Le Tribunal fédéral a tranché. Les banques suisses qui font de la gestion de fortune sont tenues de reverser à leurs clients toutes les rétrocessions perçues lors de la vente de parts de fonds de placement ou de produits structurés. Que ces commissions proviennent de sociétés tierces ou de sociétés «maison» ne fait aucune différence: «Cette obligation s’étend également aux commissions que la banque reçoit de sociétés qui lui sont liées au sein d’un groupe», stipule le Tribunal fédéral dans un arrêt de principe publié jeudi.

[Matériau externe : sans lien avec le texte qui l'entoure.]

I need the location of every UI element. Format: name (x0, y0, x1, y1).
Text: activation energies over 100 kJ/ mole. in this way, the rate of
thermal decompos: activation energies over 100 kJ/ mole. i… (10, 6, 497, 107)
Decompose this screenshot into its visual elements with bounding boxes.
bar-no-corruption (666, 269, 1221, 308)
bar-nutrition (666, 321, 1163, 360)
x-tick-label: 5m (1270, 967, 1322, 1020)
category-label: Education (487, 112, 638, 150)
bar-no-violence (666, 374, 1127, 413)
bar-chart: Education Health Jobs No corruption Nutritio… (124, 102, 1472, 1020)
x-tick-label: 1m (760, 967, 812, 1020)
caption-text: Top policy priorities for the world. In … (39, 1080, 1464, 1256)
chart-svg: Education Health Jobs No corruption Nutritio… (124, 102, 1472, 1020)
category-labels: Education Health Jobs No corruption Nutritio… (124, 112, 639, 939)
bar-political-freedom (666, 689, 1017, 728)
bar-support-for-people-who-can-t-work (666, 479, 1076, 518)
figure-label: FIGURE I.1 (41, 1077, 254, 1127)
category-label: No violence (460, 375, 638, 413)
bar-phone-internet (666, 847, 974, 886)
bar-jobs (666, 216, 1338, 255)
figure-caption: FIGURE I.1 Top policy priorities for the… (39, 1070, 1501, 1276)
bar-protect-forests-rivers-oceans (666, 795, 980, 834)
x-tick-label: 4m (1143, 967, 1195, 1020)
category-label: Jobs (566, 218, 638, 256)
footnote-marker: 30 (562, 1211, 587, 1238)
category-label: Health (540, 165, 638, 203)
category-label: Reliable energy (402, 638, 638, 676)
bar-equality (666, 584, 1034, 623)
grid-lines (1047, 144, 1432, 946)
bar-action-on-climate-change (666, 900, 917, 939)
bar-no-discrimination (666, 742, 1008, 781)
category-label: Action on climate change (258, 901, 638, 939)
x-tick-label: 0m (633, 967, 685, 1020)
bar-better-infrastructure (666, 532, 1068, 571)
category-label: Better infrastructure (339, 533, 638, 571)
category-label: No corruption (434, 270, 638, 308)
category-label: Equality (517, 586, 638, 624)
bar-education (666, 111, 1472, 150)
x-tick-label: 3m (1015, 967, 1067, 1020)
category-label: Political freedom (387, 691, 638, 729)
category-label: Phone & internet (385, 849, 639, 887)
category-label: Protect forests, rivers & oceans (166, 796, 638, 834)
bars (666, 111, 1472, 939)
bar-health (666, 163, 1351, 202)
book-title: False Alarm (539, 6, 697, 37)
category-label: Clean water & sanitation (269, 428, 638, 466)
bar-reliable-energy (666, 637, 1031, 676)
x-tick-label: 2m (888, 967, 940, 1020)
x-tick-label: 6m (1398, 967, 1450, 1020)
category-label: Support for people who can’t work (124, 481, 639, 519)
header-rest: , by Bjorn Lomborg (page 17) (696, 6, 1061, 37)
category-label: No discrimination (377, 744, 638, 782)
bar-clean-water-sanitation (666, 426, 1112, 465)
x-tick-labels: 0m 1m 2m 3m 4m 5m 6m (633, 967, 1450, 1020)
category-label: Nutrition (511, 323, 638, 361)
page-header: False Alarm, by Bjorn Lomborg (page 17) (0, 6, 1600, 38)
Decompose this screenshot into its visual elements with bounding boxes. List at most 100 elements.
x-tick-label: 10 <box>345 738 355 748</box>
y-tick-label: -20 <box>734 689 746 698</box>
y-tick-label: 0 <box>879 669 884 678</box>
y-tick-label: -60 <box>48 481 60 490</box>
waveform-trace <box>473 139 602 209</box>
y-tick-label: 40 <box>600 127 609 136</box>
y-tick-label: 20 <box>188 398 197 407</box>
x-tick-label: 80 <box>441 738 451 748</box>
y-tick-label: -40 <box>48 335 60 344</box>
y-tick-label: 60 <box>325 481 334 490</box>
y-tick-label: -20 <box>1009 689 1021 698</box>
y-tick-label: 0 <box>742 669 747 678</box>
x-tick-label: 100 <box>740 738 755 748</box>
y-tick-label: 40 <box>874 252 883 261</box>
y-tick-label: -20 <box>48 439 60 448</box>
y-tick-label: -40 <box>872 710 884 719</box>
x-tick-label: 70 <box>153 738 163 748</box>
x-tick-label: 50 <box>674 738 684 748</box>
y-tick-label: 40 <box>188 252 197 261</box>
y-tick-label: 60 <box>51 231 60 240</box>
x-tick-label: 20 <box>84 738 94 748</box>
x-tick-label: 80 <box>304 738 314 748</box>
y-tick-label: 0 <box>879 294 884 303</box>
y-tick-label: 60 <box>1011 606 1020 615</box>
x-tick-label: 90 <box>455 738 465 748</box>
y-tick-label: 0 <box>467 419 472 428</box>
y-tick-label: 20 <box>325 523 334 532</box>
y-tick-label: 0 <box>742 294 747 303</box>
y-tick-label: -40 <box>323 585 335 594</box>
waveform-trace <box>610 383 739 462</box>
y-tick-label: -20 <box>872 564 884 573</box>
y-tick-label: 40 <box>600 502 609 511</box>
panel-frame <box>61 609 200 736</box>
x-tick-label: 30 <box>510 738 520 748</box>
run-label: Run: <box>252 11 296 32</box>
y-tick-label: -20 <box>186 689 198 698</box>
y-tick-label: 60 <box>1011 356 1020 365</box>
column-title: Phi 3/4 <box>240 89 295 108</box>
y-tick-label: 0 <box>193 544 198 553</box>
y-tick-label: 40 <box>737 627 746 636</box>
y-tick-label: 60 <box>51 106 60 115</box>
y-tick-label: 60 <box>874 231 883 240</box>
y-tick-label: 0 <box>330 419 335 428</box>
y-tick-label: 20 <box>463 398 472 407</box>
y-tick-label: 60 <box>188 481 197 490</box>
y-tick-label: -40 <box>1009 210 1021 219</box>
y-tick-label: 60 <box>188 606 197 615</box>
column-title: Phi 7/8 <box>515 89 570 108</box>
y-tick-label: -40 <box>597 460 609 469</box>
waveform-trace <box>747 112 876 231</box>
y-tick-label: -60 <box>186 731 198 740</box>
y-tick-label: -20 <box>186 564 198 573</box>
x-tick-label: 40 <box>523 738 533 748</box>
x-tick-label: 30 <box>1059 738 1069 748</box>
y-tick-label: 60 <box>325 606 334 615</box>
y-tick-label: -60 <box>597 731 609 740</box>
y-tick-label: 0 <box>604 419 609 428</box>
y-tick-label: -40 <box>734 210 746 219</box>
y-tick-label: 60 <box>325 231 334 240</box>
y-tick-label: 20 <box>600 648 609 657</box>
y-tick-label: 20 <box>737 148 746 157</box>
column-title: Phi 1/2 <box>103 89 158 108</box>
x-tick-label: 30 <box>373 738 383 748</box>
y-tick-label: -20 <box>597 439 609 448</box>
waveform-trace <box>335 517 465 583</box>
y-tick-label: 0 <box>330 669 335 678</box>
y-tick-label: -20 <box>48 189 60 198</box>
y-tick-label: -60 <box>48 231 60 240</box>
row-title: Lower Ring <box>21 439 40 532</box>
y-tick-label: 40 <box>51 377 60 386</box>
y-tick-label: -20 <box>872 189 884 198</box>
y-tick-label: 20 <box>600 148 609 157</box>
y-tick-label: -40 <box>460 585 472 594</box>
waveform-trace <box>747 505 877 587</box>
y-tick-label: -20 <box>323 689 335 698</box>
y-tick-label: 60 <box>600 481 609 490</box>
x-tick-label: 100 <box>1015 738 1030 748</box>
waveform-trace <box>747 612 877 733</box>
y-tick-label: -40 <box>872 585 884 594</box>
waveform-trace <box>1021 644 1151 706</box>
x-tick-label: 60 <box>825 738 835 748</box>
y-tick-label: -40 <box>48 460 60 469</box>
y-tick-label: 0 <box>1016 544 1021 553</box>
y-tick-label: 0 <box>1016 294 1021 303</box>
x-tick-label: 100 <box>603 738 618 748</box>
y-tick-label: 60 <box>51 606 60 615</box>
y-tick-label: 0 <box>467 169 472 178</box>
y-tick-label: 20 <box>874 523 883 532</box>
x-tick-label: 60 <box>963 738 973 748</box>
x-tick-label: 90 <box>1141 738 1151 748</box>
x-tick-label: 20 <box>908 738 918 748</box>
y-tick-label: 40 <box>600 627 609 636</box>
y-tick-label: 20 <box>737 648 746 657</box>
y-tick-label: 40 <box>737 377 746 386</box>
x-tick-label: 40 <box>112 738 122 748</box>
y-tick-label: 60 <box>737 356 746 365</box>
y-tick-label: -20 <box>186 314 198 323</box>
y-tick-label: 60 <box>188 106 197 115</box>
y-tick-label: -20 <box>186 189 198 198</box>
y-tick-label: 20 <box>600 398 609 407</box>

Les juges fédéraux ont donc fini par rejeter un recours déposé par UBS suite à une décision, le 31 janvier 2012, de la Cour suprême du canton de Zurich. Cette dernière avait alors reconnu qu’un «client dont la banque gère le portefeuille peut exiger d’elle la restitution des commissions d’état reçues des offreurs tiers». Mais surtout, la Cour fédérale a donné raison à un client qui avait lui aussi fait recours de la décision du tribunal zurichois. Ce client exigeait d’UBS qu’elle restitue des commissions provenant de sociétés étant liées à la banque. «C’est une grande nouveauté sur le principe», explique Frédérique Bensahel, associée chez FBT Avocats. Spécialiste des questions bancaires, cette avocate souligne néanmoins que, par l’entremise de clauses contractuelles et avec le consentement éclairé des clients, les banques pourront continuer à percevoir des rétrocessions. Mais cela au prix d’un effort d’information approfondi envers la clientèle.

Vers plus de transparence

Pour la plus haute instance judiciaire du pays, la pratique des rétrocessions engendre un risque de confit d’intérêts. Selon elle, «la banque se trouve incitée à acquérir ou à accroître de sa propre initiative le stock d’un produit déterminé alors que l’opération ne se justifie peut-être pas au regard des intérêts du client».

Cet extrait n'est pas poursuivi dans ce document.